Formellement reconnu par ses victimes, il a continué de nier les faits
Une autre affaire que devait juger le tribunal hier concernait des faits de « tentative de vol avec violence ayant entrainé une incapacité totale de travail supérieure à 8 jours assortie de menace de mort matérialisée » par l’exhibition d’un couteau devant ses victimes. Le prévenu, incarcéré à la prison de Poitiers en métropole pour d’autres faits, était en visioconférence. Il lui était notamment reproché d’avoir agressé un père handicapé sur la commune de Bandrélé, fin avril 2019, alors qu’il avait interdiction de se rendre dans cette commune suite à un comportement violent. Il a agressé sa victime, alors qu’elle rentrait tranquillement chez elle, en lui prenant sa canne et lui a donné des coups dans le dos et la nuque, ainsi que des coups de pied et des coups de poing avant de le menacer avec un couteau.

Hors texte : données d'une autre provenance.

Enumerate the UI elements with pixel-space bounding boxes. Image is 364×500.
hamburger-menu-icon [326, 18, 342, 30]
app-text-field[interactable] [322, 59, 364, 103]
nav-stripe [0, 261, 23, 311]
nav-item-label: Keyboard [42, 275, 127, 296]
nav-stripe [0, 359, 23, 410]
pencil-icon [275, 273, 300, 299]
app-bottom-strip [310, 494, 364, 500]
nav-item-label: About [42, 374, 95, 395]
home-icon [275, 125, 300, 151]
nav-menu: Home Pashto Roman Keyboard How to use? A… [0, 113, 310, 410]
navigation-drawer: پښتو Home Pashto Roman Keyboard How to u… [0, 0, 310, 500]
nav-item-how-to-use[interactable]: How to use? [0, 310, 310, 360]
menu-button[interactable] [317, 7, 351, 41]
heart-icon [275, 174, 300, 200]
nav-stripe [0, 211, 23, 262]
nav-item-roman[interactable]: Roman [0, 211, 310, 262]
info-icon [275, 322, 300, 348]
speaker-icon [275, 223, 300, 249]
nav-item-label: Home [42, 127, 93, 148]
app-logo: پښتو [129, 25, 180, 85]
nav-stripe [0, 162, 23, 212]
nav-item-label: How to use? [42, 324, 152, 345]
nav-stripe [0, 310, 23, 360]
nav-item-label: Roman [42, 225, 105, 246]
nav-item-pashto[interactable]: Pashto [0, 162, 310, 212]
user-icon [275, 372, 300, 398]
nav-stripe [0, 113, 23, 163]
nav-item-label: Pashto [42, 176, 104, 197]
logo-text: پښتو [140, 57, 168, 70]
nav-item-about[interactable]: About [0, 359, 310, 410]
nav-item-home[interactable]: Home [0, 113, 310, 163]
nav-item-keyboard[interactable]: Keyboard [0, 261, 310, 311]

« Je n’ai pas commis ces faits. Ce n’est pas moi car je n’avais pas le droit de me rendre à Bandrélé, se justifie le prévenu. – Pourtant la victime vous a formellement reconnu et désigné, ainsi que les membres de sa famille qui ont tenté de le secourir. Ce sont trois personnes qui vous mettent en cause, lui signifie Benoît Rousseau. – Moi, j’ai jamais fait ça », s’obstine l’accusé. Dans son réquisitoire, la substitut du Procureur ne se laisse pas perturber alors que le prévenu ne cesse de l’interrompre. « Les déclarations du prévenu sont peu crédibles. Les victimes l’ont reconnu formellement et ont fait des descriptions concordantes. Ses paroles sont plus que douteuses, sachant qu’il a déjà eu onze condamnations dans son casier judiciaire pour entre autres menace, outrage, dégradation et violence. C’est une personne qui a beaucoup de mal à respecter la loi, l’autorité, et à ne pas commettre de violence envers autrui. Trois témoins l’ont reconnu. Un procès-verbal de gendarmerie stipule qu’il était bien présent sur la commune de Bandrélé au moment des faits alors qu’il avait interdiction d’y être ».
La substitut a ainsi demandé douze mois de prison ferme. A l’écoute du réquisitoire le prévenu a réagi vivement. « Je ne connais pas cette personne. Je n’ai rien fait. On m’accuse de choses que je n’ai pas commises », clame-t-il. Après avoir délibéré, le tribunal n’a pas cru la version des faits du prévenu. « Je sais déjà que vous ne serez pas d’accord », déclare le président du tribunal avant d’annoncer la sentence. Il écope ainsi d’un an de prison ferme assortie de l’interdiction de porter une arme durant cinq ans.
B.J.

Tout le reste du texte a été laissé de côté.